Getting by When you Don’t Speak the Local Language

Cameron Clark
October 15, 2019

When I stepped off the plane in Mongolia last January, I spoke absolutely zero words of Mongolian. I waltzed into the airport and into a sea of conversations I couldn’t understand. Every corner I turned, I was met with a smorgasbord of Cyrillic letters that might as well have been Hungarian or Japanese or Martian. Exhausted from a twenty-six-hour flight and jetlagged beyond belief, I made my way to the Tom n’ Tom’s café (the Mongolian equivalent of Starbucks) near the front gate and had my first interaction with a Mongolian person – if you could even call it that. I stood at the counter and asked for a chocolate cookie and a small coffee, doing my best to pronounce the Cyrillic letters on the menu. I had learned how to read Cyrillic just for situations like this, but unfortunately, it didn’t help me very much. The barista gave me a confused look, and I resorted to simply pointing at what I wanted, like a toddler in a grocery store demanding something sweet from his mother. Thankfully she understood, and I sat down to enjoy my much-needed reprieve from the chaos of traveling.

Once I had finished my snack, I stepped out of the airport to make my way to my apartment, and rather abruptly I learned that Mongolian nights often get as cold as -40 degrees, before windchill. The cold air hit me like a truck and I wondered why I had come here in the first place. After a few months, the cold went away, but the difficulties of communicating stayed with me right up until I left. Altogether, it was an exciting and enriching experience, but it could have been much easier for me if I had known a few things before I arrived. And so, I’ve come to impart my wisdom unto you, you brave world traveler. If you are planning on doing a global co-op or a study abroad in a place where you might not understand the people around you, look no further, this article is for you. Without further adieu, here are the best tips I can give you!

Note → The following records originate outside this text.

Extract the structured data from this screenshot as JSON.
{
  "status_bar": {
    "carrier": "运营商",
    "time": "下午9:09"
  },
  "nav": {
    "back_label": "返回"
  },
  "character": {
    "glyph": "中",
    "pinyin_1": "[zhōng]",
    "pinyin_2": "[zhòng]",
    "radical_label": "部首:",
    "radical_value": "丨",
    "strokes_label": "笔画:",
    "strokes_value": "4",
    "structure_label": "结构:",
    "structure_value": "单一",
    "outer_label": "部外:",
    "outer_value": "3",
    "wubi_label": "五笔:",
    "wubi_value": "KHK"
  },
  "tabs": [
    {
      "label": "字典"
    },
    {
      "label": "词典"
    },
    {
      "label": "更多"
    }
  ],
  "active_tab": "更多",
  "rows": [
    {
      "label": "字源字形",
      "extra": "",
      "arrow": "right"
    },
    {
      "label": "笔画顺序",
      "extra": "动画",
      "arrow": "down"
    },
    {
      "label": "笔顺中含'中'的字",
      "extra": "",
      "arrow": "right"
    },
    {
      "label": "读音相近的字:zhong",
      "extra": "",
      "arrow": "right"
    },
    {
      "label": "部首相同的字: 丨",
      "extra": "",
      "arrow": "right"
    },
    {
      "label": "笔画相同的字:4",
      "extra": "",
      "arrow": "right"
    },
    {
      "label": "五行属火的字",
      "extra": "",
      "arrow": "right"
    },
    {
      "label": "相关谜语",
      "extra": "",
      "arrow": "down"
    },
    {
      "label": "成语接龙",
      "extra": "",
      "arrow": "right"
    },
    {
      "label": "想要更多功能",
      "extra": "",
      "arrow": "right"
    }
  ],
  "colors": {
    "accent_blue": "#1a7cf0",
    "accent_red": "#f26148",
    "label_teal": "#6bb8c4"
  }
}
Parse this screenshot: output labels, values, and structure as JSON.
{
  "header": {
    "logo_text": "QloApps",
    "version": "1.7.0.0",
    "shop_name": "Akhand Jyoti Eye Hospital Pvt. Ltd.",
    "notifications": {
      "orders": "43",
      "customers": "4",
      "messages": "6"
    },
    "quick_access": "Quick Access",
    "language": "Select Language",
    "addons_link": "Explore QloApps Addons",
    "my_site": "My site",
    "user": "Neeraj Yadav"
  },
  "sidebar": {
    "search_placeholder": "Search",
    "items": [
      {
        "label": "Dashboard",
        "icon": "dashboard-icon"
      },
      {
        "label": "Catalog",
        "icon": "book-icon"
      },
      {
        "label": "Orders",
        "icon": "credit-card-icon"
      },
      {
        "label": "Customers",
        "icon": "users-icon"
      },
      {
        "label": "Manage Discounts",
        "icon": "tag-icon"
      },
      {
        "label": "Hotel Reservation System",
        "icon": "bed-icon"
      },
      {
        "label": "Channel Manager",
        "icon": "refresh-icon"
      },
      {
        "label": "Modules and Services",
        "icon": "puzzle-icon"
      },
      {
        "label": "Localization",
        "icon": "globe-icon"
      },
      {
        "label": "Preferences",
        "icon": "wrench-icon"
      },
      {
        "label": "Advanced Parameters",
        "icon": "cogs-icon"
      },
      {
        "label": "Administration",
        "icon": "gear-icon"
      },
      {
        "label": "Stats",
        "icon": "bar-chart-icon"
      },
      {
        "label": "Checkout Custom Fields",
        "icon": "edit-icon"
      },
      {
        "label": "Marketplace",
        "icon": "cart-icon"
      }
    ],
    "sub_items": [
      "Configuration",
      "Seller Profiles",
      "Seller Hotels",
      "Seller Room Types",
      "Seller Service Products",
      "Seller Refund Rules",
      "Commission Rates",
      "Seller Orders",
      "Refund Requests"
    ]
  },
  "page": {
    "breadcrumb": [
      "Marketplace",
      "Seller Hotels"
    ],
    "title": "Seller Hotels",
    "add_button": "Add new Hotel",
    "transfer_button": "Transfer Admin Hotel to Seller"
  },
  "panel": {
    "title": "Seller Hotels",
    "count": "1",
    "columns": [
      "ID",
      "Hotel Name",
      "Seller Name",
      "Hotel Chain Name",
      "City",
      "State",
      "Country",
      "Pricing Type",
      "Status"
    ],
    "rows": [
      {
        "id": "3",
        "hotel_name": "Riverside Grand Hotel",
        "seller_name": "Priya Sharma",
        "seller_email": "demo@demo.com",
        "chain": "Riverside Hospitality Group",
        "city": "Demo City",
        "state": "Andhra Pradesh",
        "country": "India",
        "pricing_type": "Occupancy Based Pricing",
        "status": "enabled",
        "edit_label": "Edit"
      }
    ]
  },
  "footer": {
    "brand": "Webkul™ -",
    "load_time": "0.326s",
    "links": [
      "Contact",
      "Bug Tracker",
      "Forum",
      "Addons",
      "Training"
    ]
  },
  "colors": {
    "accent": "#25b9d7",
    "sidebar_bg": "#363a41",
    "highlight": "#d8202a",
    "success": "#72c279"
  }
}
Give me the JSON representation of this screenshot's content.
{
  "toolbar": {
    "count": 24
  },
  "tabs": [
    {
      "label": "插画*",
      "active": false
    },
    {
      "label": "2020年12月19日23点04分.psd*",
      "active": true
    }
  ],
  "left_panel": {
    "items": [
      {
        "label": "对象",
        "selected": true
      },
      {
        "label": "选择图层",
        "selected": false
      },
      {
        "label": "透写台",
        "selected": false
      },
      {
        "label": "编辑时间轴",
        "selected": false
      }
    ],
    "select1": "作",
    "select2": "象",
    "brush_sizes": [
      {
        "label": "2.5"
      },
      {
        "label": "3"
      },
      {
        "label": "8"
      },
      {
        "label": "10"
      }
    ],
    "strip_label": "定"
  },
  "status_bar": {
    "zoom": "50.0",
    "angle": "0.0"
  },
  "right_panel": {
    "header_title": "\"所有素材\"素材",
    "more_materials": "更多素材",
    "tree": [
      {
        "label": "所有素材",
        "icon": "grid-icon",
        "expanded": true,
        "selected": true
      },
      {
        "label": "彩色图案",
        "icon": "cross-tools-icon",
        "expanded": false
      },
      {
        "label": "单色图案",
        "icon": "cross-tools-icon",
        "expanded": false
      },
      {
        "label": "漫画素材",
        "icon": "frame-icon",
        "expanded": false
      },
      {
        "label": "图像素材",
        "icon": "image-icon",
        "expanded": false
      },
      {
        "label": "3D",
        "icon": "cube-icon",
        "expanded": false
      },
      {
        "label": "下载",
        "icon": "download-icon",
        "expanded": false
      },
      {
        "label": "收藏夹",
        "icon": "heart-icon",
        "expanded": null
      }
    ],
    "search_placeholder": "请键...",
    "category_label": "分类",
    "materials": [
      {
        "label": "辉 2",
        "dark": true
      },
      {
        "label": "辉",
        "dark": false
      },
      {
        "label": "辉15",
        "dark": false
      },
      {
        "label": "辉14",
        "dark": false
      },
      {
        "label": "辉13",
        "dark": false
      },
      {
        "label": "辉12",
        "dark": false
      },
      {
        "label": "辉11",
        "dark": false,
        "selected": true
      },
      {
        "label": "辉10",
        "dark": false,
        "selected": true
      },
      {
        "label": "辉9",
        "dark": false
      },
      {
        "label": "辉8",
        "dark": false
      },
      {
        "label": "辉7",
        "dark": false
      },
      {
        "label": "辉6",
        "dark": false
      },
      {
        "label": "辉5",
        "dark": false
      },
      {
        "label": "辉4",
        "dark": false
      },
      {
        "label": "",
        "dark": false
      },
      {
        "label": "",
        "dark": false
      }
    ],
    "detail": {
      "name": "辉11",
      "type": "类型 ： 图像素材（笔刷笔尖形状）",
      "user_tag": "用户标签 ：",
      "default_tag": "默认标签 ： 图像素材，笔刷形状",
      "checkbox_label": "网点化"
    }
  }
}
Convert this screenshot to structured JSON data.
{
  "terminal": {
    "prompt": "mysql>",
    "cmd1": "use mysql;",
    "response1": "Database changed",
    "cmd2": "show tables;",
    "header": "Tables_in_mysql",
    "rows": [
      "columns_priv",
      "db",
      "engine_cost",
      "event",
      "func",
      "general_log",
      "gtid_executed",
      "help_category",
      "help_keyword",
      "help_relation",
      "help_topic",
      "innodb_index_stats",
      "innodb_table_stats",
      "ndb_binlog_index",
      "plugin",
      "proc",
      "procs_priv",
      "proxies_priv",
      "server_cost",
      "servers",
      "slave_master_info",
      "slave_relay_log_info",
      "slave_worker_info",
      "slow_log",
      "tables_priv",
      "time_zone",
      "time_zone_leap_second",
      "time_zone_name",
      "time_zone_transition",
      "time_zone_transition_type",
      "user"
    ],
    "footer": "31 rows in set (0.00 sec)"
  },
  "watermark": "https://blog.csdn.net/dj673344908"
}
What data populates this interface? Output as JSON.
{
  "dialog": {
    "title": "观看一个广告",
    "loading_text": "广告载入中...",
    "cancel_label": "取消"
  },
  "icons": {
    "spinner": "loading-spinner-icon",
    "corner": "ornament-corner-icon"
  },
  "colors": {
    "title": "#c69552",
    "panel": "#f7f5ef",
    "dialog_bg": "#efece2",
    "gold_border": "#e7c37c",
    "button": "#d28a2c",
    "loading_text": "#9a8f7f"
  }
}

A phrasebook is better than a dictionary

Ideally, traveling in a new place, you should have a phrasebook and a dictionary. However, if you had to choose only one, definitely take the phrasebook. A dictionary will allow you to communicate very simple ideas, generally one word at a time. This can help but it can also be a hindrance. If a foreigner came up to you while you were walking around in Boston, and said to you with a very confused look, “Restaurant?”, you would be confused as well. Are they asking for any restaurant? Are they looking for an American restaurant? Or are they asking for the best restaurant? On the other hand, if they approached you and asked “Where is a restaurant?”, you would know immediately that they’re just looking for any sort of food. A phrasebook isn’t going to allow you to speak the language fluently by any stretch, but it should have translations for most questions that you would want to ask. And if you carry both with you, you’ll be golden! The phrasebook might have a translation for “where is ___?”, but it might not have the word for “ice cream” or “gym.” This is where you can combine them to make your own questions and be understood even better!

Learn as much as you can before you arrive

When I accepted the job in Mongolia, I hastily began to search for any way of learning the language before I arrived. Unfortunately, I came up rather short. Mongolian is an obscure language and there aren’t many resources for learning it online beyond random Reddit posts and a YouTube video here or there. Even though I couldn’t learn the language itself, I did learn how to read the letters. Mongolian is written in Cyrillic (the same alphabet as Russian), and after a few days of practice, I had mastered the alphabet myself. The ability to read signs and menus helped me out immensely while I was there and I would’ve been completely lost at a few points without it. Generally, knowing how to pronounce a word won’t help you understand it, but as you settle in and begin learning a few basic words, you’ll soon find that you no longer need Google Translate open on your phone at all times, and you’ll feel much more in tune with the world around you.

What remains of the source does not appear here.